Действительно, он ввел новые элементы в музыку, но то, что он воображал себе гаммою и системою восточною, было не что иное, как давно позабытая Европою и оставленная всеми композиторами система древних или средневековых тонов [37]37
  Здесь не место входить в ученое историческое рассмотрение этой системы, которой начало бесспорно принадлежит древнему миру. В продолжение средних веков эта система разработана и в мелодическом и в гармоническом отношениях, между тем как в древности существовала только одна мелодическая сторона музыки, и потому мы называем систему диатоническую по преимуществу системою средневековою. Развитие всех этих положений может быть представлено публике при другом случае. – В. С.


[Закрыть]
. В восточном же собственно вкусе он сочинил только несколько пьес в своей опере.

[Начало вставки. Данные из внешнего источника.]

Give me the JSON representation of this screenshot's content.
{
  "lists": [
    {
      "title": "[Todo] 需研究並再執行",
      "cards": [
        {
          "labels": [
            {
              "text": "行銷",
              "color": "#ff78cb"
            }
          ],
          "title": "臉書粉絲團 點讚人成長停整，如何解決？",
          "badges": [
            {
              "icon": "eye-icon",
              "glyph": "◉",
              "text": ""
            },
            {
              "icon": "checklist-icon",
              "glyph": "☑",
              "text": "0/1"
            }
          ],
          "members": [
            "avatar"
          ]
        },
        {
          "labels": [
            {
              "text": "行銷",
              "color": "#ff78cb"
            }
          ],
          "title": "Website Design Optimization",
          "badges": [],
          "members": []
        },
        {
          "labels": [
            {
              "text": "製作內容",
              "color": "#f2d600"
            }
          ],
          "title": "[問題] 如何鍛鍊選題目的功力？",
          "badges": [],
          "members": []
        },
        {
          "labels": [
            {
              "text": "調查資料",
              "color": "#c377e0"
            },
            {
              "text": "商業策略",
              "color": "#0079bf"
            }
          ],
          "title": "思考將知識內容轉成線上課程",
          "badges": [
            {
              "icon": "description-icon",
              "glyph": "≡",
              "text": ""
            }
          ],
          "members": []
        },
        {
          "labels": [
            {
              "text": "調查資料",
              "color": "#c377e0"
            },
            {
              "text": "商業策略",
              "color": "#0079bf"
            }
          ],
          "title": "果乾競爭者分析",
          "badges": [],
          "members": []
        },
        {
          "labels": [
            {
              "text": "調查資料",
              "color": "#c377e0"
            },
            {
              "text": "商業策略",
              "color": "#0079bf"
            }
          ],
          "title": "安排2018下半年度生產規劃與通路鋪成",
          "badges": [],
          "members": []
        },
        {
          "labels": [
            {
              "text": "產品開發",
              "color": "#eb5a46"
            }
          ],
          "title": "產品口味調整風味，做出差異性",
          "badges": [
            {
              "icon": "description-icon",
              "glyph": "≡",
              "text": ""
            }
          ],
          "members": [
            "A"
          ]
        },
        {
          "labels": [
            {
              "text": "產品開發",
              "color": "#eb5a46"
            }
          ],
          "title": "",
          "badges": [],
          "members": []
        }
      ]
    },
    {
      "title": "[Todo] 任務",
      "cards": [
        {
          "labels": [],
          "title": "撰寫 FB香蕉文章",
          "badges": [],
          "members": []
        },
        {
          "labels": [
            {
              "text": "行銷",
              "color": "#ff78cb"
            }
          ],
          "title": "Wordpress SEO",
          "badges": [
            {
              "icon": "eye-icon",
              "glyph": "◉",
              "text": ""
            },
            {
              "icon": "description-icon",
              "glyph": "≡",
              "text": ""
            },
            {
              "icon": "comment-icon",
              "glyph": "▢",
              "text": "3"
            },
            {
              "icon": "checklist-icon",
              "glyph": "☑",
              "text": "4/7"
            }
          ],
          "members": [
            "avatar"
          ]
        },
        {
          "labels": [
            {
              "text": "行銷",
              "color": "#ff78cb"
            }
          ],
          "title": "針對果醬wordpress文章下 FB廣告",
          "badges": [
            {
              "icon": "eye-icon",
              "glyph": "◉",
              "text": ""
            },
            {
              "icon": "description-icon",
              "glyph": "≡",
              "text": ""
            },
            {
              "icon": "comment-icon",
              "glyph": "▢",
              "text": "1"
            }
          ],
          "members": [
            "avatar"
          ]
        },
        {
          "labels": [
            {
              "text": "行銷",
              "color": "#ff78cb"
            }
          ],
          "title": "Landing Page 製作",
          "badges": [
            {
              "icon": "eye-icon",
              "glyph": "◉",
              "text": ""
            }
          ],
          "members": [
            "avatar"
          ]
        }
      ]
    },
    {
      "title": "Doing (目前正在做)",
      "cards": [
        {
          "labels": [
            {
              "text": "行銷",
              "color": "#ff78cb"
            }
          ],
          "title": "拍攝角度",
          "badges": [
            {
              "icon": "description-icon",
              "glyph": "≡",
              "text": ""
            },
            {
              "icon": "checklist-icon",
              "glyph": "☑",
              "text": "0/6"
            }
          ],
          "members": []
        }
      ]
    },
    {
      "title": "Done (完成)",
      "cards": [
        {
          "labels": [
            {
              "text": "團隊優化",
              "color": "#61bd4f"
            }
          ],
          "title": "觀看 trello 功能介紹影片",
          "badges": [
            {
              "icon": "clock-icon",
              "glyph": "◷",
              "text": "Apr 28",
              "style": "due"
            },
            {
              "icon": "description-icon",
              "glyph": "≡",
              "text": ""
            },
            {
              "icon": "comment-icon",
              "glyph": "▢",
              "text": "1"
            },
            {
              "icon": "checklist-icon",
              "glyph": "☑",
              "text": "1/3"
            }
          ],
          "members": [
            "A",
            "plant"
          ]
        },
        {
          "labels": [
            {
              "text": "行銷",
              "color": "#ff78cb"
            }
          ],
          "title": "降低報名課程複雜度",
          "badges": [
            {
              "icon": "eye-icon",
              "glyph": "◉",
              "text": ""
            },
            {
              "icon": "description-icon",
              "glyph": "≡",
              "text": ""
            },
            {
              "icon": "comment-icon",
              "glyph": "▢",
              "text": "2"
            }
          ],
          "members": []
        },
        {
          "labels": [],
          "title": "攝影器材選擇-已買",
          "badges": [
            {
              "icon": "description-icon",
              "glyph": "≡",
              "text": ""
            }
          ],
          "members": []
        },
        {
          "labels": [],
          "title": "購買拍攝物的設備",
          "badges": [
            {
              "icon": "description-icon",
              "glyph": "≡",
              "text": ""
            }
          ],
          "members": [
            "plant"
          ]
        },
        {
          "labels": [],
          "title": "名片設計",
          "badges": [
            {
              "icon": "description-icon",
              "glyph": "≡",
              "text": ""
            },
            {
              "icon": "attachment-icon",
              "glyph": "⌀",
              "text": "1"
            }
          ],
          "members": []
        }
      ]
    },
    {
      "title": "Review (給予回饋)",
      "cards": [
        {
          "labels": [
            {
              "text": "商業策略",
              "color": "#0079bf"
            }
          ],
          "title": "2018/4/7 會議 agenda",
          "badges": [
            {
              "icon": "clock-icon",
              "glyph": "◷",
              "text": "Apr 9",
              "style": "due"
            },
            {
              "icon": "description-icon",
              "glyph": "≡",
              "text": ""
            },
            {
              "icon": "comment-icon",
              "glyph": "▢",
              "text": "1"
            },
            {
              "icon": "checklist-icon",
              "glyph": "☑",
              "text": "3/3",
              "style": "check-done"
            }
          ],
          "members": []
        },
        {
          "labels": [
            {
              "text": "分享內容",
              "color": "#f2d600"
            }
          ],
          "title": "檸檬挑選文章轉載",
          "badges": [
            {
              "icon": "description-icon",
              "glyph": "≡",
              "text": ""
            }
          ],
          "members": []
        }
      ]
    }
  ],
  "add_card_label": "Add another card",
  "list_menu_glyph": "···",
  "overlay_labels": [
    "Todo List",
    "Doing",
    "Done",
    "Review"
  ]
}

Первый опыт выйти из нынешней музыкальной системы встречается у Глинки в 1832 году в романсе «Турнир» («Сто красавиц»), написанном в Венеции: здесь впервые употреблены им постоянно каденцы плагальные (или церковные), вместо обыкновенных каденц на доминанте, и притом так, что ритурнель романса с самых же первых нот есть не что иное, как плагальная каденца. В следующем году, 1833, эти каденцы употреблены уже в двух романсах: «Дубрава шумит» и «Я здесь, Инезилья». В 1836 году в опере «Жизнь за царя» находим эти каденцы во многих (и притом лучших, важнейших) местах: так, например, в некоторых речитативах, в интродукции, перед фугой; в удивительном пяти-четвертном женском хоре «Разгулялася, разливалася вода вешняя» (который не только по оригинальному ритму своему, но и по всем подробностям есть бесспорно один из музыкальных перлов нашего времени); наконец, в великолепном хоре эпилога, составляющем гениальнейшую страницу всей оперы, мы встречаем не только плагальные каденцы, но и еще целую гамму в церковных тонах (за несколько тактов до большого колокольного звона) [38]38
  Хор этот «Славься, славься» – неоспоримо высший и совершеннейший народный гимн, какой когда-либо раздавался в России, заключает в себе такое глубокое значение для будущего русского музыкального искусства, содержит в себе разрешение стольких существеннейших задач эстетических и технических, что, конечно, будет предметом серьезных и специальных исследований. Он представляет блистательнейшее доказательство того, с какою гениальностью Глинка инстинктивно постигал и схватывал дух и характер русской музыки; инстинктивно, потому что он и сам не подозревал всего того, что совершил созданием этого гимна; хор «Славься, славься» состоит из нескольких плагальных каденц, непрерывно одна за другою следующих (чему примеры встречаются и у Шопена, например, мазурка ор. 30, № 2 и проч.); мелодия же, на них построенная, есть волнующая линия нот, рядом стоящих (mouvement par degrés conjoints), так что в числе 34 нот, ее составляющих, встречается только семь терций, одна квинта и одна секста. Следовательно, мы имеем здесь мелодию, созданную чисто в характере наших древних русских и греческих церковных мелодий, с гармонизациею средневековых плагальных каденц! Бессознательность самого Глинки в этом случае доказывается тем, что, переходя от 1-й каденцы ко 2-й, он употребил один раз нынешний молльный аккорд (g-moll) против правил церковных тонов, а другой раз выпустил это и решился сделать прямо переход от каденцы на G к каденце на А. – В. С.


[Закрыть]
и проч.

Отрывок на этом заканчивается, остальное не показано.